The import/export price difference
Finally, I believe there is too large a difference between the price at which customers can buy electricity from the grid, and the price at which they sell it. To my mind, if my electricity is only worth 5p/kWh to the grid at a particular moment, I shouldn’t be charged double (or more) to buy that electricity at that same time.
I recognise that arrangements for households to self-generate electricity have been a bit of a mess. Historically, rather than directly subsidising solar PV installations, the UK government has offered a bizarre feed-in tariff in which customers get paid a fixed price for their self-generated electricity, whether it supplied to the grid or not. This has encouraged customers to use as much of their electricity as possible, and encouraged the purchase of batteries — not in itself a bad thing, but these aren’t being used optimally from a system perspective.

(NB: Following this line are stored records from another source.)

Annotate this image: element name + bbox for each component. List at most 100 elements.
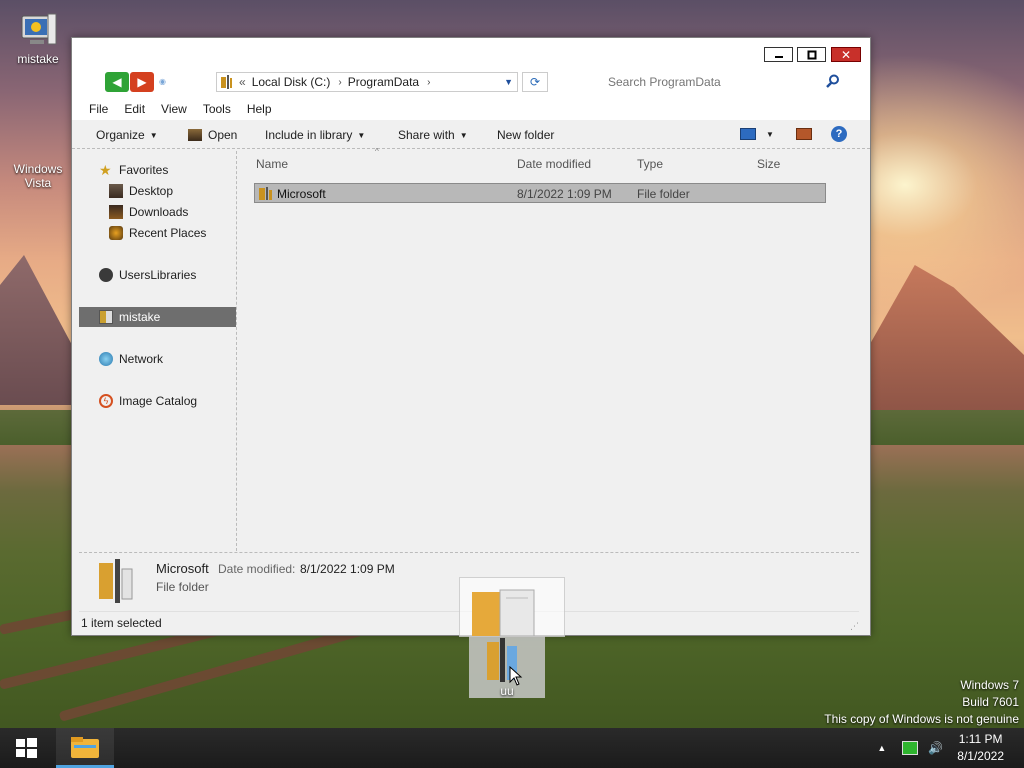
menu-view[interactable]: View (161, 102, 187, 116)
open-icon (188, 129, 202, 141)
column-header-size[interactable]: Size (757, 157, 780, 171)
network-status-icon[interactable] (902, 741, 919, 755)
clock-time: 1:11 PM (958, 732, 1003, 746)
nav-label: mistake (119, 310, 161, 324)
command-bar: Organize ▼ Open Include in library ▼ Share… (72, 122, 870, 149)
caret-down-icon: ▼ (149, 130, 158, 140)
preview-pane-icon (796, 128, 812, 140)
nav-network[interactable]: Network (79, 349, 236, 369)
nav-label: UsersLibraries (119, 268, 197, 282)
title-bar[interactable]: ✕ (72, 38, 870, 64)
clock[interactable]: 1:11 PM 8/1/2022 (957, 731, 1004, 765)
details-date-label: Date modified: (218, 562, 296, 576)
back-arrow-icon: ◀ (112, 75, 122, 89)
nav-label: Downloads (129, 205, 189, 219)
minimize-button[interactable] (764, 47, 793, 62)
search-icon[interactable] (826, 74, 840, 91)
search-input[interactable] (606, 74, 810, 90)
file-date: 8/1/2022 1:09 PM (517, 187, 612, 201)
include-in-library-button[interactable]: Include in library ▼ (265, 128, 365, 142)
share-with-label: Share with (398, 128, 455, 142)
nav-downloads[interactable]: Downloads (79, 202, 236, 222)
file-type: File folder (637, 187, 690, 201)
nav-mistake[interactable]: mistake (79, 307, 236, 327)
show-hidden-icons-icon[interactable]: ▲ (877, 743, 886, 753)
column-header-date-modified[interactable]: Date modified (517, 157, 591, 171)
file-row[interactable]: Microsoft 8/1/2022 1:09 PM File folder (254, 183, 826, 203)
watermark-genuine-notice: This copy of Windows is not genuine (824, 712, 1019, 726)
folder-icon (259, 187, 273, 200)
folder-drag-icon (472, 584, 536, 637)
folder-large-icon (97, 559, 137, 603)
address-dropdown-icon[interactable]: ▼ (504, 77, 513, 87)
close-icon: ✕ (840, 47, 852, 62)
details-type: File folder (156, 580, 209, 594)
address-row: ◀ ▶ ◉ « Local Disk (C:) › ProgramData › … (72, 64, 870, 98)
column-header-name[interactable]: Name (256, 157, 288, 171)
maximize-icon (807, 50, 816, 59)
minimize-icon (774, 55, 783, 58)
nav-label: Favorites (119, 163, 169, 177)
star-icon: ★ (99, 162, 112, 178)
resize-grip-icon[interactable]: ⋰ (850, 621, 859, 632)
organize-label: Organize (96, 128, 145, 142)
desktop-icon-label: Windows Vista (13, 162, 63, 190)
breadcrumb-chevron-icon[interactable]: › (427, 77, 430, 88)
nav-recent-places[interactable]: Recent Places (79, 223, 236, 243)
nav-users-libraries[interactable]: UsersLibraries (79, 265, 236, 285)
forward-arrow-icon: ▶ (137, 75, 147, 89)
nav-favorites[interactable]: ★ Favorites (79, 160, 236, 180)
include-in-library-label: Include in library (265, 128, 353, 142)
nav-label: Recent Places (129, 226, 207, 240)
menu-file[interactable]: File (89, 102, 108, 116)
explorer-window: ✕ ◀ ▶ ◉ « Local Disk (C:) › ProgramData … (71, 37, 871, 636)
help-button[interactable]: ? (831, 126, 847, 142)
menu-help[interactable]: Help (247, 102, 272, 116)
folder-path-icon (221, 75, 233, 89)
share-with-button[interactable]: Share with ▼ (398, 128, 468, 142)
nav-buttons: ◀ ▶ ◉ (105, 72, 166, 92)
refresh-button[interactable]: ⟳ (522, 72, 548, 92)
taskbar-explorer-button[interactable] (56, 728, 114, 768)
desktop-icon-mistake[interactable]: mistake (6, 10, 70, 66)
change-view-button[interactable]: ▼ (740, 128, 774, 140)
preview-pane-button[interactable] (796, 128, 812, 140)
desktop-icon (109, 184, 123, 198)
start-button[interactable] (14, 736, 38, 760)
breadcrumb-programdata[interactable]: ProgramData (348, 75, 419, 89)
menu-bar: File Edit View Tools Help (72, 98, 870, 120)
nav-image-catalog[interactable]: ϟ Image Catalog (79, 391, 236, 411)
genuine-watermark: Windows 7 Build 7601 This copy of Window… (824, 677, 1019, 728)
wallpaper-mountain-left (0, 255, 80, 405)
drag-item-uu[interactable]: uu (469, 636, 545, 698)
open-label: Open (208, 128, 238, 142)
breadcrumb-local-disk[interactable]: Local Disk (C:) (252, 75, 331, 89)
forward-button[interactable]: ▶ (130, 72, 154, 92)
organize-button[interactable]: Organize ▼ (96, 128, 158, 142)
desktop-icon-windows-vista[interactable]: Windows Vista (6, 162, 70, 190)
nav-label: Image Catalog (119, 394, 198, 408)
mouse-cursor-icon (509, 665, 523, 689)
menu-edit[interactable]: Edit (124, 102, 145, 116)
caret-down-icon: ▼ (766, 129, 774, 139)
menu-tools[interactable]: Tools (203, 102, 231, 116)
nav-desktop[interactable]: Desktop (79, 181, 236, 201)
column-header-type[interactable]: Type (637, 157, 663, 171)
back-button[interactable]: ◀ (105, 72, 129, 92)
computer-icon (18, 10, 58, 50)
open-button[interactable]: Open (188, 128, 237, 142)
downloads-icon (109, 205, 123, 219)
breadcrumb-chevron-icon[interactable]: › (338, 77, 341, 88)
new-folder-button[interactable]: New folder (497, 128, 554, 142)
address-bar[interactable]: « Local Disk (C:) › ProgramData › ▼ (216, 72, 518, 92)
refresh-icon: ⟳ (529, 75, 541, 89)
close-button[interactable]: ✕ (831, 47, 861, 62)
maximize-button[interactable] (797, 47, 826, 62)
drag-item-label: uu (500, 684, 514, 698)
address-overflow[interactable]: « (239, 75, 246, 89)
history-dropdown-icon[interactable]: ◉ (159, 77, 166, 86)
volume-icon[interactable]: 🔊 (928, 741, 943, 755)
search-box[interactable] (598, 72, 840, 92)
status-text: 1 item selected (81, 616, 162, 630)
network-icon (99, 352, 113, 366)
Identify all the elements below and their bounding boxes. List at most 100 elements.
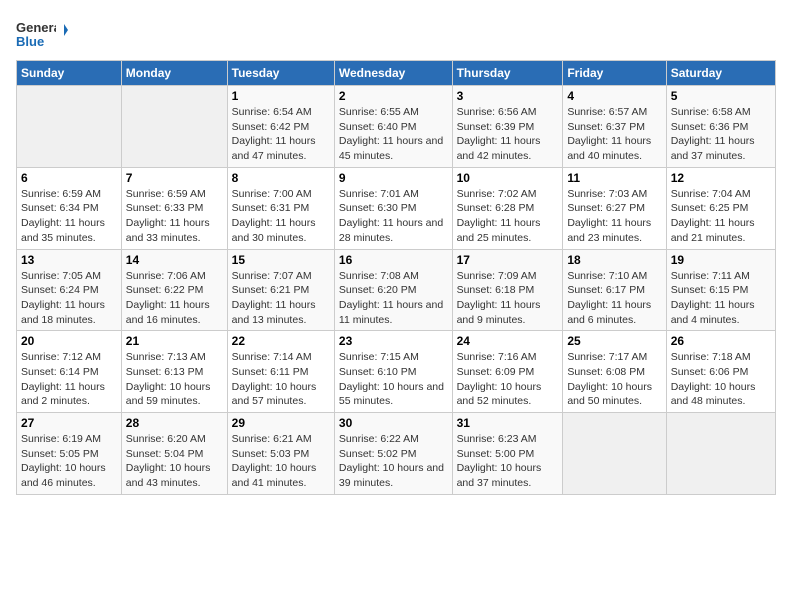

With the cancellation of the feed-in tariff programme in 2019, customers that self-generate now receive at best a very low price. This has significantly reduced the roll-out of solar generation that this country needs. It also encourages customers to use their own generation, often inefficiently, rather than sell it. For example, customers are incentivised to heat their boiler at 4pm, rather than exporting that electricity to the grid and heating it later when grid demand is significantly lower.
I believe that customers on a dynamic tariff should receive only marginally below the import price for electricity they sell to the grid: that margin should reflect the actual cost of getting the electricity to the customer that will use it (likely very close by). If we do get to a point that so much electricity is generated in an area that it needs to be transmitted to other areas, it may be necessary to reduce the price for that area, but in that case it should be reduced for buyers as well as sellers.
For customers on fixed tariffs, I am more comfortable with the import tariff being significantly lower than the export tariff. However, in this case it should be because the retailer expects the export profile (when electricity is sold) to be very different from the import profile (when electricity is bought). If the retailer knows that the customer will only export when it is very sunny and demand is low, they should set a much lower export price. However, my guess is that if customers keep responding to such differences by using batteries or using devices sub-optimally, it should prove mutually beneficial to move these customers to dynamic tariffs.